Cerca

Il Decreto Ronchi e la nuova gestione dei rifiuti

A seguito dell’articolo a firma di Antonio Profita (v. Lucanianet) sull’incerinitore “La Fenice”, desidero illustrare ai nostri lettori alcuni principi che reggono il sistema normativo di smaltimento dei rifiuti per dimostrare che determinate azioni, non solo offendono la natura e alterano il suo equilibrio, ma addirittura integrano illeciti amministrativi e penali. In Italia, l’innovazione è rappresentata dal Decreto legislativo 5 febbraio 1997 n. 22, meglio noto come “Decreto Ronchi”.

Il provvedimento venne emanato in attuazione a tre direttire comunitarie: la 91/156/CEE sui rifiuti, la 91/689/CEE sui rifiuti pericolosi e la 94/62/CE sugli imballaggi e relativi rifiuti. Proprio per questa sua derivazione comunitaria, la nuova disciplina rompe completamente con la vecchia logica del Dpr n. 915 del 1982 tutta incentrata sullo smaltimento dei rifiuti.
Protagonista del Decreto Ronchi non è più lo smaltimento dei rifiuti, ma la sua gestione complessiva, articolata in 4 momenti fondamentalei: la raccolta, il trasporto, il recupero e, infine, lo smaltimento (che diventa solo una fase residuale). Il decreto 22/97 e successive modifiche (v. d.lgs. 389/97) fissa una gerarchia comportamentale con riguardo alla finalità che esso si prefigge: “assicurare un’elevata protezione dell’ambiente e controlli efficaci” (art. 2 comma 1).
Tale gerarchia individua tre Pricipi generali: prevenzione nella produzione dei rifiuti; recupero dei rifiuti; smaltimento.
Riveste carattere di priorità assoluta rispetto a tutto il resto la prevenzione.
Le autorità competenti, infatti, sono obbligate a fare tutto il possibile per ridurre la produzione e la pericolosità dei rifiuti. In secondo luogo, devono agevolare il reimpiego e il riciclaggio dei rifiuti, utilizzandoli anche come combustibile o come altro mezzo per produrre energia.
In questa struttura lo smaltimento rappresenta propro “l’ultima spiaggia” cui rcorrere avendo percorso le prime due.In particolare, i rifiuti solidi urbani (RSU) devono essere smaltiti in un ambito territoriale ottimale (ATO), l’impianto deve essere quanto più possibile vicino alla produzione dei rifiuti per limitare il più possibile la movimentazione sul territorio.
Per questi motivi l’art. 5 della legge afferma che:
” 1) dal 1 gennaio 1999 l’autorizzazione a realizzare e gestire nuovi impianti di incerenimento può essere concessa solo se alla combustione si associa il recupero energetico; 2) gli Rsu non pericolosi devono essere smaltiti nella stessa regione in cui sono stati prodotti; 3) dal 1 gennaio 2000 è consentito smaltire in discarica solo i rifiuti inerti, i rifiuti individuati da specifiche norme tecniche e i rifiuti che residuano dalle operazioni di riciclaggio”.
Da quanto esposto si evince, in maniera chiara, l’estrema importanza che il legislatore assegna alle fasi preliminari della raccolta e del recupero.

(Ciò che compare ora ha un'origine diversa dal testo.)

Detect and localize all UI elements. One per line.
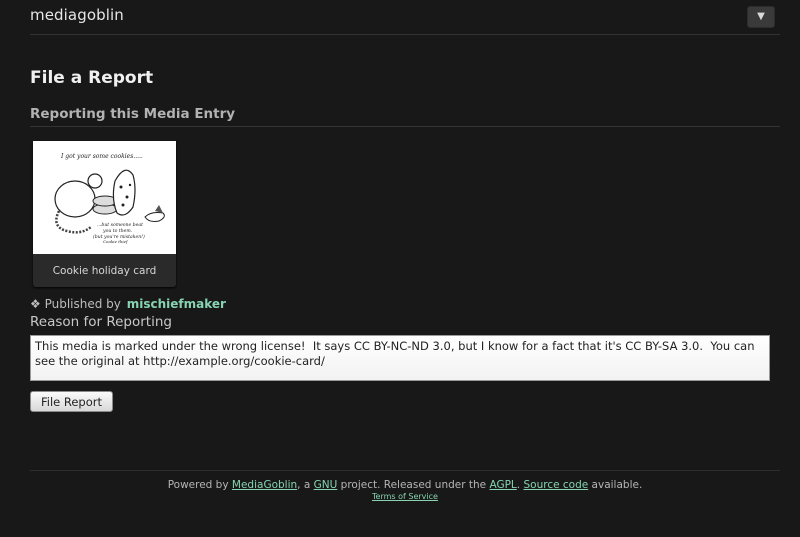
thumbnail-caption-bottom-2: you to them. — [102, 228, 133, 234]
gnu-link[interactable]: GNU — [314, 479, 338, 491]
page-container: mediagoblin ▼ File a Report Reporting th… — [30, 0, 780, 501]
site-logo-link[interactable]: mediagoblin — [30, 6, 124, 24]
header-menu-toggle-button[interactable]: ▼ — [747, 6, 775, 28]
author-link[interactable]: mischiefmaker — [127, 297, 226, 311]
report-reason-textarea[interactable]: This media is marked under the wrong lic… — [30, 335, 770, 381]
drawing-plate — [144, 212, 165, 222]
media-title[interactable]: Cookie holiday card — [33, 254, 176, 287]
file-report-button[interactable]: File Report — [30, 391, 113, 412]
triangle-down-icon: ▼ — [757, 11, 765, 22]
drawing-head — [87, 173, 103, 189]
reason-label: Reason for Reporting — [30, 314, 172, 330]
drawing-kiss — [155, 205, 163, 213]
thumbnail-caption-bottom-4: Cookie thief — [103, 239, 129, 244]
terms-of-service-link[interactable]: Terms of Service — [30, 492, 780, 501]
page-title: File a Report — [30, 68, 154, 88]
source-code-link[interactable]: Source code — [523, 479, 588, 491]
thumbnail-caption-bottom-1: ...but someone beat — [97, 222, 143, 228]
footer-a-text: , a — [297, 479, 314, 491]
cookie-drawing-image: I got your some cookies..... ...but some… — [54, 153, 165, 244]
media-entry-card[interactable]: I got your some cookies..... ...but some… — [33, 141, 176, 287]
media-thumbnail[interactable]: I got your some cookies..... ...but some… — [33, 141, 176, 254]
published-by: ❖ Published by mischiefmaker — [30, 297, 226, 311]
agpl-link[interactable]: AGPL — [489, 479, 516, 491]
drawing-body — [54, 180, 96, 218]
footer-released-text: project. Released under the — [337, 479, 490, 491]
footer-powered-by-text: Powered by — [167, 479, 232, 491]
drawing-bitten-cookie — [112, 169, 136, 216]
site-footer: Powered by MediaGoblin, a GNU project. R… — [30, 470, 780, 501]
site-header: mediagoblin ▼ — [30, 0, 780, 35]
published-by-label: Published by — [44, 297, 121, 311]
mediagoblin-link[interactable]: MediaGoblin — [232, 479, 297, 491]
section-heading: Reporting this Media Entry — [30, 106, 780, 127]
footer-available-text: available. — [588, 479, 643, 491]
diamond-ornament-icon: ❖ — [30, 297, 41, 311]
thumbnail-caption-top: I got your some cookies..... — [60, 153, 143, 160]
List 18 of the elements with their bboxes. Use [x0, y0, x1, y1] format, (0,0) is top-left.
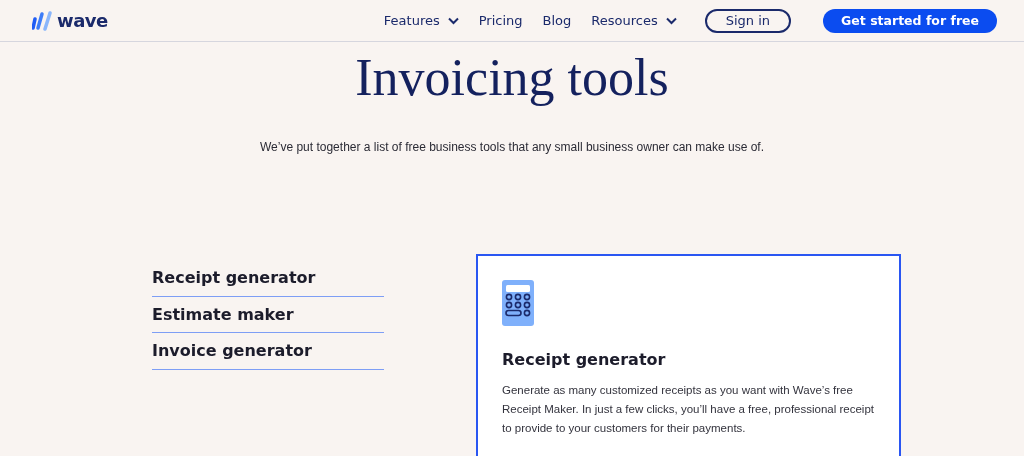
- nav-link[interactable]: Resources: [591, 13, 677, 28]
- card-title: Receipt generator: [502, 350, 666, 369]
- card-description: Generate as many customized receipts as you want with Wave’s free Receipt Maker. In just a few clicks, you’ll have a free, professional receipt to provide to your customers for their payments.: [502, 383, 875, 436]
- tool-link[interactable]: Receipt generator: [152, 260, 384, 297]
- subtitle: We’ve put together a list of free business tools that any small business owner can make use of.: [259, 140, 764, 154]
- tool-link[interactable]: Invoice generator: [152, 333, 384, 370]
- tool-link[interactable]: Estimate maker: [152, 296, 384, 333]
- nav-link[interactable]: Features: [383, 13, 459, 28]
- calculator-icon: [502, 280, 534, 326]
- nav-link[interactable]: Pricing: [478, 13, 523, 28]
- logo-text: wave: [57, 10, 108, 31]
- get-started-button[interactable]: Get started for free: [823, 8, 997, 33]
- nav-link[interactable]: Blog: [542, 13, 572, 28]
- page-title: Invoicing tools: [355, 49, 669, 106]
- sign-in-button[interactable]: Sign in: [704, 8, 792, 33]
- chevron-down-icon: [665, 16, 677, 25]
- logo-icon: [32, 10, 54, 31]
- chevron-down-icon: [447, 16, 459, 25]
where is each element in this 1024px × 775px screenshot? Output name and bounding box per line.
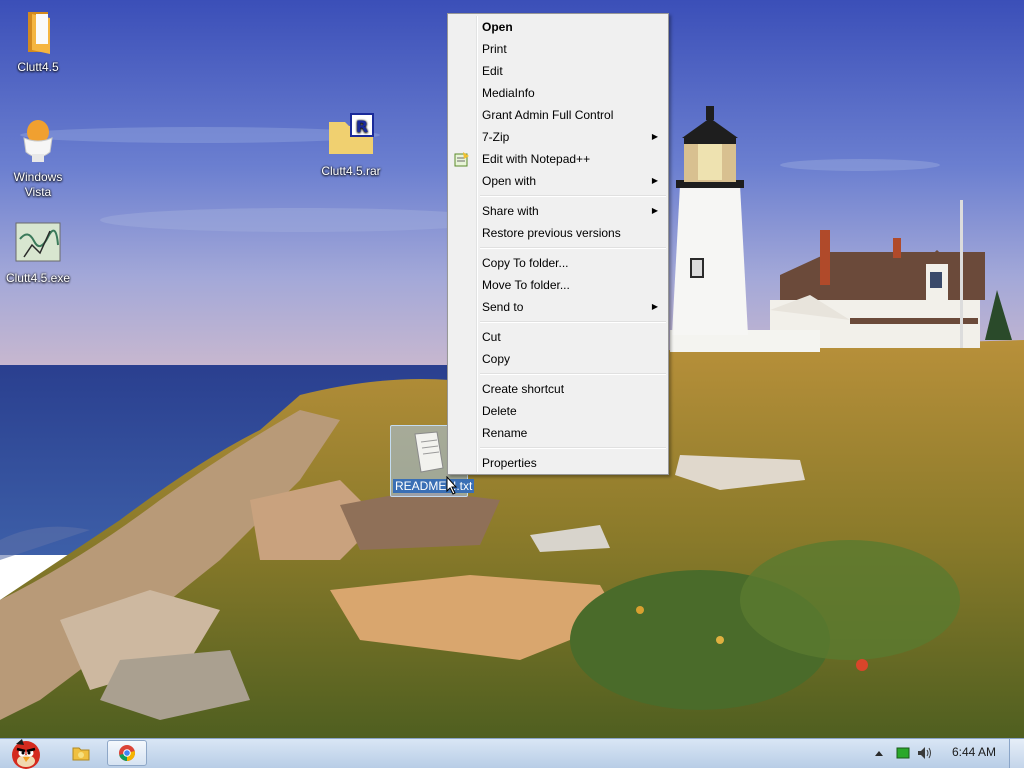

I dati diffusi dal ministero dell’Ambiente, purtroppo, fotografano ancora un’Italia a macchia di leopardo: un centro-nord più avanti rispetto a un sud che arranca sulla raccolta differenziata. Spero che queste poche nozioni siano tenute sempre in debito conto da tutti coloro che operano in campo ambientale.